I also remember having very vivid experiences of play, which were linked to colour and light as well. When I was three or four years old, I had my little table set up in my mom’s studio, and I was mixing inks and PVA glue together to make concoctions of colour, which then I spread out on acetates, let them dry, peeled them off and stuck onto my windows to make almost stained-glass panels.

Thinking about what I do now, it’s not far away from that.

 

You started out with smaller works – ones that could fit into galleries, like your 2013 Consumed piece for Barnaby festival – and then you progressed onto large-scale site-specific works. What challenges have you identified in moving out of the gallery space (and into bigger spaces)? 

I still make smaller works – I’m still as interested in making them as I ever was – that side of my practice hasn’t been cancelled out.

What ended up happening is that when you make a piece that’s of scale, people recognise that you can take on the challenges of space, and you end up getting offered more opportunities for site-specific works. At least, this is what happened to me.

However, I still crave those smaller gallery shows. Interestingly, I find making small-scale – human-scale – work more challenging, than making monumental site-specific works.

Each side has its difficulties and pleasures, but I can more easily get my head around those large spaces, I feel more familiar in that realm.

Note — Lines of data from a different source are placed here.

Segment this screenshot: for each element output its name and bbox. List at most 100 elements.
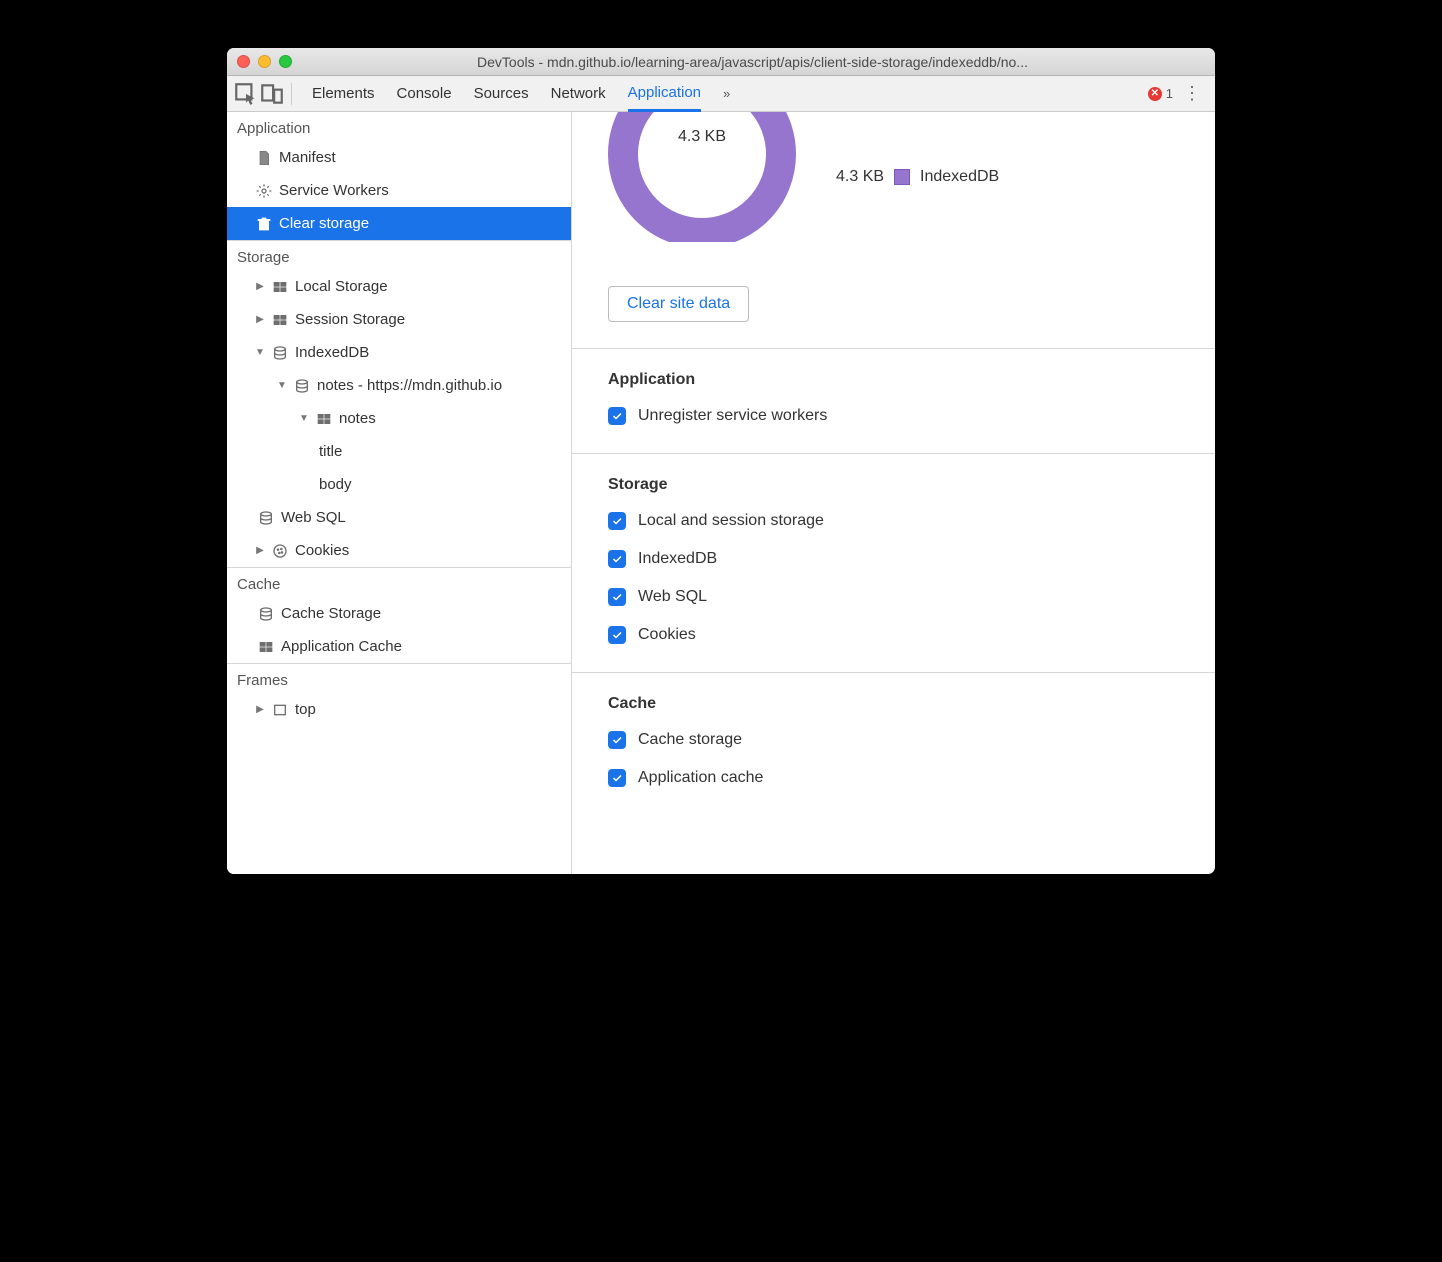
- cookie-icon: [271, 542, 289, 560]
- collapse-arrow-icon[interactable]: ▼: [277, 380, 287, 391]
- sidebar-item-label: Application Cache: [281, 638, 402, 655]
- sidebar-section-cache: Cache: [227, 568, 571, 597]
- expand-arrow-icon[interactable]: ▶: [255, 545, 265, 556]
- database-icon: [257, 605, 275, 623]
- minimize-window-button[interactable]: [258, 55, 271, 68]
- expand-arrow-icon[interactable]: ▶: [255, 281, 265, 292]
- database-icon: [257, 509, 275, 527]
- inspect-element-icon[interactable]: [233, 81, 259, 107]
- sidebar: Application Manifest Service Workers Cle…: [227, 112, 572, 874]
- sidebar-item-label: Clear storage: [279, 215, 369, 232]
- collapse-arrow-icon[interactable]: ▼: [299, 413, 309, 424]
- sidebar-item-local-storage[interactable]: ▶ Local Storage: [227, 270, 571, 303]
- separator: [291, 83, 292, 105]
- collapse-arrow-icon[interactable]: ▼: [255, 347, 265, 358]
- legend-swatch: [894, 169, 910, 185]
- devtools-window: DevTools - mdn.github.io/learning-area/j…: [227, 48, 1215, 874]
- sidebar-section-storage: Storage: [227, 241, 571, 270]
- device-toolbar-icon[interactable]: [259, 81, 285, 107]
- body: Application Manifest Service Workers Cle…: [227, 112, 1215, 874]
- tab-network[interactable]: Network: [551, 76, 606, 112]
- main-panel: 4.3 KB 4.3 KB IndexedDB Clear site data …: [572, 112, 1215, 874]
- storage-chart-row: 4.3 KB 4.3 KB IndexedDB: [572, 112, 1215, 260]
- expand-arrow-icon[interactable]: ▶: [255, 314, 265, 325]
- legend-item-indexeddb: 4.3 KB IndexedDB: [836, 168, 999, 186]
- error-icon: ✕: [1148, 87, 1162, 101]
- checkbox-label: Web SQL: [638, 588, 707, 606]
- checkbox-unregister-sw[interactable]: Unregister service workers: [608, 407, 1215, 425]
- tab-application[interactable]: Application: [628, 76, 701, 112]
- checkbox-local-session[interactable]: Local and session storage: [608, 512, 1215, 530]
- legend-label: IndexedDB: [920, 168, 999, 186]
- tab-sources[interactable]: Sources: [474, 76, 529, 112]
- close-window-button[interactable]: [237, 55, 250, 68]
- more-tabs-button[interactable]: »: [723, 76, 730, 112]
- checkbox-label: Application cache: [638, 769, 763, 787]
- section-title: Storage: [608, 476, 1215, 494]
- checkbox-cache-storage[interactable]: Cache storage: [608, 731, 1215, 749]
- sidebar-item-column-title[interactable]: title: [227, 435, 571, 468]
- checkbox-label: Cache storage: [638, 731, 742, 749]
- checkbox-cookies[interactable]: Cookies: [608, 626, 1215, 644]
- sidebar-item-application-cache[interactable]: Application Cache: [227, 630, 571, 663]
- window-title: DevTools - mdn.github.io/learning-area/j…: [300, 54, 1205, 70]
- storage-usage-donut: 4.3 KB: [608, 112, 796, 242]
- checkbox-checked-icon: [608, 731, 626, 749]
- traffic-lights: [237, 55, 292, 68]
- sidebar-item-label: body: [319, 476, 352, 493]
- sidebar-item-clear-storage[interactable]: Clear storage: [227, 207, 571, 240]
- sidebar-item-frame-top[interactable]: ▶ top: [227, 693, 571, 726]
- checkbox-websql[interactable]: Web SQL: [608, 588, 1215, 606]
- sidebar-item-label: notes - https://mdn.github.io: [317, 377, 502, 394]
- checkbox-indexeddb[interactable]: IndexedDB: [608, 550, 1215, 568]
- table-icon: [271, 278, 289, 296]
- sidebar-item-cache-storage[interactable]: Cache Storage: [227, 597, 571, 630]
- database-icon: [271, 344, 289, 362]
- document-icon: [255, 149, 273, 167]
- sidebar-item-manifest[interactable]: Manifest: [227, 141, 571, 174]
- checkbox-application-cache[interactable]: Application cache: [608, 769, 1215, 787]
- checkbox-checked-icon: [608, 550, 626, 568]
- section-cache: Cache Cache storage Application cache: [572, 673, 1215, 815]
- sidebar-item-cookies[interactable]: ▶ Cookies: [227, 534, 571, 567]
- titlebar: DevTools - mdn.github.io/learning-area/j…: [227, 48, 1215, 76]
- trash-icon: [255, 215, 273, 233]
- frame-icon: [271, 701, 289, 719]
- sidebar-item-label: IndexedDB: [295, 344, 369, 361]
- sidebar-item-column-body[interactable]: body: [227, 468, 571, 501]
- section-storage: Storage Local and session storage Indexe…: [572, 454, 1215, 673]
- checkbox-checked-icon: [608, 407, 626, 425]
- checkbox-checked-icon: [608, 588, 626, 606]
- sidebar-item-label: Web SQL: [281, 509, 346, 526]
- legend-size: 4.3 KB: [836, 168, 884, 186]
- sidebar-item-session-storage[interactable]: ▶ Session Storage: [227, 303, 571, 336]
- checkbox-label: Unregister service workers: [638, 407, 827, 425]
- error-badge[interactable]: ✕ 1: [1148, 86, 1173, 101]
- section-title: Cache: [608, 695, 1215, 713]
- checkbox-label: IndexedDB: [638, 550, 717, 568]
- database-icon: [293, 377, 311, 395]
- maximize-window-button[interactable]: [279, 55, 292, 68]
- sidebar-item-table-notes[interactable]: ▼ notes: [227, 402, 571, 435]
- panel-tabs: Elements Console Sources Network Applica…: [312, 76, 1148, 112]
- sidebar-item-label: top: [295, 701, 316, 718]
- settings-menu-icon[interactable]: ⋮: [1179, 83, 1205, 104]
- tab-console[interactable]: Console: [397, 76, 452, 112]
- table-icon: [271, 311, 289, 329]
- sidebar-item-label: notes: [339, 410, 376, 427]
- section-application: Application Unregister service workers: [572, 349, 1215, 454]
- sidebar-item-indexeddb[interactable]: ▼ IndexedDB: [227, 336, 571, 369]
- sidebar-item-db-notes[interactable]: ▼ notes - https://mdn.github.io: [227, 369, 571, 402]
- sidebar-item-websql[interactable]: Web SQL: [227, 501, 571, 534]
- checkbox-checked-icon: [608, 769, 626, 787]
- toolbar-right: ✕ 1 ⋮: [1148, 83, 1209, 104]
- expand-arrow-icon[interactable]: ▶: [255, 704, 265, 715]
- section-title: Application: [608, 371, 1215, 389]
- checkbox-checked-icon: [608, 626, 626, 644]
- sidebar-item-label: Session Storage: [295, 311, 405, 328]
- sidebar-item-service-workers[interactable]: Service Workers: [227, 174, 571, 207]
- sidebar-item-label: Cookies: [295, 542, 349, 559]
- devtools-toolbar: Elements Console Sources Network Applica…: [227, 76, 1215, 112]
- tab-elements[interactable]: Elements: [312, 76, 375, 112]
- clear-site-data-button[interactable]: Clear site data: [608, 286, 749, 322]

If it is not really about the difference in challenges, but more about the transition from one space to another, then how did you, as an artist, experience the transition to be like?

It was not an easy experience. When that transition clearly happened in 2014, I hit an absolute artists’ block, which resulted in a real confidence crisis. I questioned everything. I questioned why I was an artist, why I was making work about colour and light. Why colour? Why light? I had to take some time to pick apart and critique everything. Why was I doing this? Who was it for?

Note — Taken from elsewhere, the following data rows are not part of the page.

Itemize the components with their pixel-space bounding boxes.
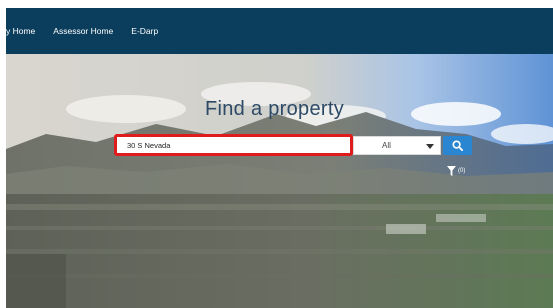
property-search-input[interactable]: [127, 140, 350, 150]
search-icon: [452, 140, 463, 151]
search-scope-selected: All: [382, 141, 391, 150]
property-search-field[interactable]: [114, 134, 353, 156]
hero-banner: Find a property All (0): [6, 54, 553, 308]
search-scope-select[interactable]: All: [353, 136, 441, 155]
filter-icon: [447, 166, 456, 176]
top-navigation-bar: y Home Assessor Home E-Darp: [6, 8, 553, 54]
page-title: Find a property: [205, 98, 345, 120]
search-button[interactable]: [443, 136, 472, 155]
filter-count: (0): [458, 168, 466, 174]
filter-toggle[interactable]: (0): [447, 166, 465, 176]
nav-link-e-darp[interactable]: E-Darp: [131, 26, 158, 36]
nav-link-assessor-home[interactable]: Assessor Home: [53, 26, 113, 36]
nav-link-home[interactable]: y Home: [6, 26, 35, 36]
hero-background-image: [6, 54, 553, 308]
caret-down-icon: [426, 144, 434, 149]
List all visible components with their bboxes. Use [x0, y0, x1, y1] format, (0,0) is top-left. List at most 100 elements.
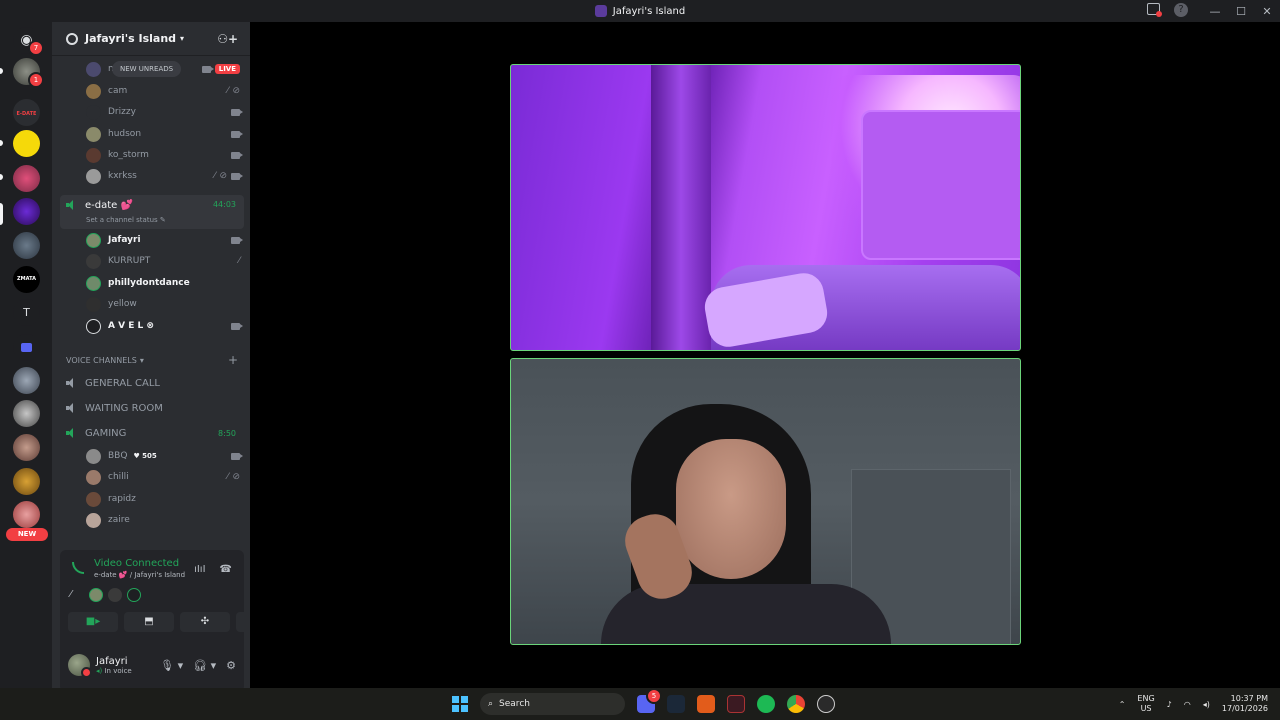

It was an emotional roller-coaster, it was a hard thing to do. I came out of the other side having found answers to those questions, which meant I could develop my voice as an artist. It meant that every work I would make is a self-portrait.

In essence, it means that every piece is linked.

 

How do you think this self-reflective period reflects and affects your work now?

After the period of self-critique, I devised five pointers that guide me when I’m conceiving a new piece.

Each time I aim to work with vivid colour; I aim to work with luminous light – either artificial or sunlight; and I aim to create work that is site-specific or site-responsive, meaning that I might take a pre-existing modular piece and reshape it to the site in a way that’s site-sensitive. I also aim to tap into people’s individual colour perception, so I usually end up spending a lot of time looking, listening and researching how we all see colours differently.

And finally, I aim to create an immersive environment. More specifically an environment that enables people to look at their surroundings more clearly or differently; it might also mean illuminating the surroundings to illuminate parts of the architecture that might not be visible; or it might mean making a piece of work that feels like it belongs to that space and feels like it has always been there.

These five points are almost like a manifesto to me – if I can tick every single one of them, I may have created a successful piece.

This is why I had to have that gap. Thinking about the work I made pre-2014 – even though I had amazing opportunities, like Barnaby Festival in 2013 – the work is completely different to what I started making a couple of years later. I didn’t quite know how to achieve that impact, which only immersive light works have on audiences until I did it. I was completely in love with the results when I made my first large immersive artwork, which is how I knew how had to move forward.